第56話 日常
蝉の鳴き声が聞こえてくる。そのおかげか教室の中にいて冷房も効いているのに暑さが伝わってくる気がする。
1つの木に何匹の蝉がいるのだろうか。これを聴き慣れるにはまだ時間がかかりそうだ。
「〜であるからしてここは……」
波原はあくびを噛み殺しながらノートに黒板に書かれている事を写している。
すると机の中でマナーモードにしていたスマホが震えた。波原は先生に見つからないように太ももの上で内容を確認した。
(つむぎ)
こちら優等生の涼風紬
只今、とても眠たいです!
確認すると涼風からのメールだった。確かにこの授業はノートを書くぐらいの為周りも何人か寝ている人がいる。しかし波原は涼風が眠たいのは珍しいと思った。
(みなと)
眠たいなんて珍しいな
(つむぎ)
最近寝るのが遅いんだ〜
(みなと)
自称優等生が夜更かししてるんですか?
(つむぎ)
自称じゃなくて事実!
(みなと)
なら授業中にスマホ触ってる件について聞いていいかな?
周りの子に見られてもイメージダウンじゃない?
(つむぎ)
ふふん。大丈夫
ブレザーを使って横からの射線も遮ってます
(みなと)
段々とゲーマー脳になってきてるな
(つむぎ)
誰かさんの影響でね
(みなと)
勉強などに支障がない範囲にしなよ
(つむぎ)
誰かさんの影響で支障がでたら、責任を取ってもらいます
(みなと)
自己責任でお願いします
その後、たわいもない話をしているとあっという間にチャイムがなってしまう。
波原は前の黒板を確認した。全面にチョークで沢山の内容が書かれている。そして恐らく1回黒板を消してもう一度書いている。つまりノートに書く事ができない。

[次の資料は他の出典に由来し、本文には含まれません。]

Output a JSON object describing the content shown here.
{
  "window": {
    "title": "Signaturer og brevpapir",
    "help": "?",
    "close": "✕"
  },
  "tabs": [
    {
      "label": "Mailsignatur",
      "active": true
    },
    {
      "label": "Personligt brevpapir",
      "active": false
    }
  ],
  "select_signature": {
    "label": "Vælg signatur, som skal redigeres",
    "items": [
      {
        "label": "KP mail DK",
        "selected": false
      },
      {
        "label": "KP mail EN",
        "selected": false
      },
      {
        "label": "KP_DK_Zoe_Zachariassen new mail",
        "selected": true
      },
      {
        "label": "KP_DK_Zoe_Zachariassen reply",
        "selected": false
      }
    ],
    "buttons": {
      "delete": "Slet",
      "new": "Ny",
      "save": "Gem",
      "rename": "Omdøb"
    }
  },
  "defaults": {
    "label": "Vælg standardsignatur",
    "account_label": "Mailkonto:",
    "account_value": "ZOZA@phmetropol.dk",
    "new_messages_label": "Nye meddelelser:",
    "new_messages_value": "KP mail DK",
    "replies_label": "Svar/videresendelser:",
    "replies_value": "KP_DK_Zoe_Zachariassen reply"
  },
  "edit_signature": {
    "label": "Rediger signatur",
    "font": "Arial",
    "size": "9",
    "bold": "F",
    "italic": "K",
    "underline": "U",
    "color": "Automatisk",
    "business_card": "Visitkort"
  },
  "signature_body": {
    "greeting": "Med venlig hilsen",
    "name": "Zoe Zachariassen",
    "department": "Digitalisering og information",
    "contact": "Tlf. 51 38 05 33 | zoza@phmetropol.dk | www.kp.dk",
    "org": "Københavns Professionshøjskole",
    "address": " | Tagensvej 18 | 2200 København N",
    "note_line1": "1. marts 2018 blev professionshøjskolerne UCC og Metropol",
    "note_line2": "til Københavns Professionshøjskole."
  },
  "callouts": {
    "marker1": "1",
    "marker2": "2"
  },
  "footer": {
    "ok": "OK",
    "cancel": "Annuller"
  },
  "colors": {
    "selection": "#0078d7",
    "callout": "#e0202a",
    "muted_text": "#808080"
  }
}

そんな事を考えていた波原だったが、諦めてノートを閉じた。その時だった。机の上に誰かがノートを置いた。席の隣を通った涼風だった。
ノートには付箋が入ってありそこにはメモが書いてあった。
『私とのさぞ楽しいであろうメールのやり取りに夢中になっていただろう波原くん。私のノートを見る権利をプレゼントします。私の美しく可愛い文字を目に焼き付けながらノートを写すがいい。わははははは
※追記 放課後までに返してね』
ちょっと暴走気味だか、涼風の優しさが伝わってくるメモに波原はつい笑みを浮かべ呟いた。
「ありがとう涼風」
波原は涼風のノートを開き無事ノートを埋める事ができた。